I love reading Alan Moore annotations and re-reading the comics seeing all kinds of clever twists I’ve missed. One of the great things about Moore’s work is that it is very honestly and very cleverly very derivative. He swims in culture, and self-consciously and richly mixes and mashes it up to form new stories which pay tribute to and shed light on older works. Like pretty much all great art, it’s easy enough to enjoy with a surface understanding, and then repeated experiences reveal additional layers and details missed earlier.

An earlier re-read of annotations of Moore’s 1963 got me thinking about multi-panel polyptichs in comics. That reveal led me to compiling my listing of notable and obscure comics multi-pans from 1906 to 2003.

I figured I would try my hand at annotating some Alan Moore work. Something that hadn’t been annotated yet.

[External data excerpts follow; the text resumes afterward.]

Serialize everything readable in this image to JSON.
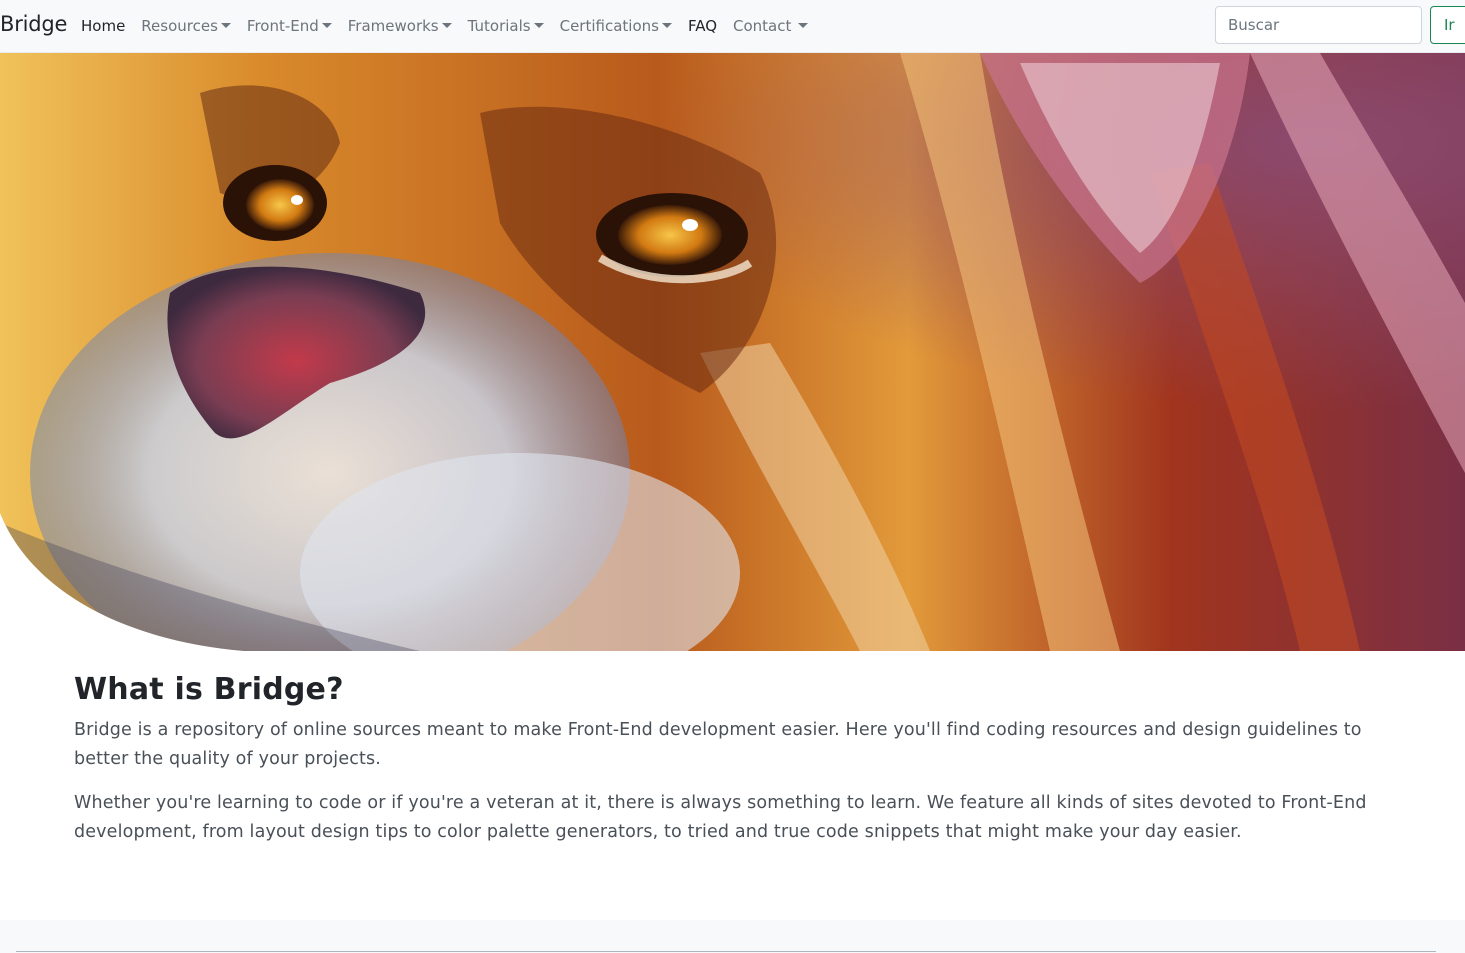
{
  "navbar": {
    "brand": "Bridge",
    "items": [
      {
        "label": "Home",
        "dropdown": false,
        "active": true
      },
      {
        "label": "Resources",
        "dropdown": true
      },
      {
        "label": "Front-End",
        "dropdown": true
      },
      {
        "label": "Frameworks",
        "dropdown": true
      },
      {
        "label": "Tutorials",
        "dropdown": true
      },
      {
        "label": "Certifications",
        "dropdown": true
      },
      {
        "label": "FAQ",
        "dropdown": false
      },
      {
        "label": "Contact",
        "dropdown": true
      }
    ],
    "search": {
      "placeholder": "Buscar",
      "button_label": "Ir"
    }
  },
  "hero": {
    "image": "watercolor-lion-illustration"
  },
  "content": {
    "heading": "What is Bridge?",
    "paragraphs": [
      "Bridge is a repository of online sources meant to make Front-End development easier. Here you'll find coding resources and design guidelines to better the quality of your projects.",
      "Whether you're learning to code or if you're a veteran at it, there is always something to learn. We feature all kinds of sites devoted to Front-End development, from layout design tips to color palette generators, to tried and true code snippets that might make your day easier."
    ]
  },
  "colors": {
    "navbar_bg": "#f8f9fa",
    "search_button": "#198754",
    "heading": "#212529",
    "body_text": "#495057"
  }
}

There are still lots of great works to chose from… but I ended up picking Splash Brannigan. Mostly because each Splash appearance is a sort of tribute to some subject: art, comic fandom, music, early animation, detective fiction, etc. some of which I have decent knowledge of. I think Splash may be Moore’s most highly-referential comic that hasn’t yet been annotated… but I may just be missing references in Lost Girls or Cobweb or Miracleman. And I already owned a copy of every comic where Splash appeared. And I think most Splash stories are still fairly easily available in ‘compendium editions’, unlike hard-to-find Moore classics including American Flagg! back-up stories, or Brought to Light.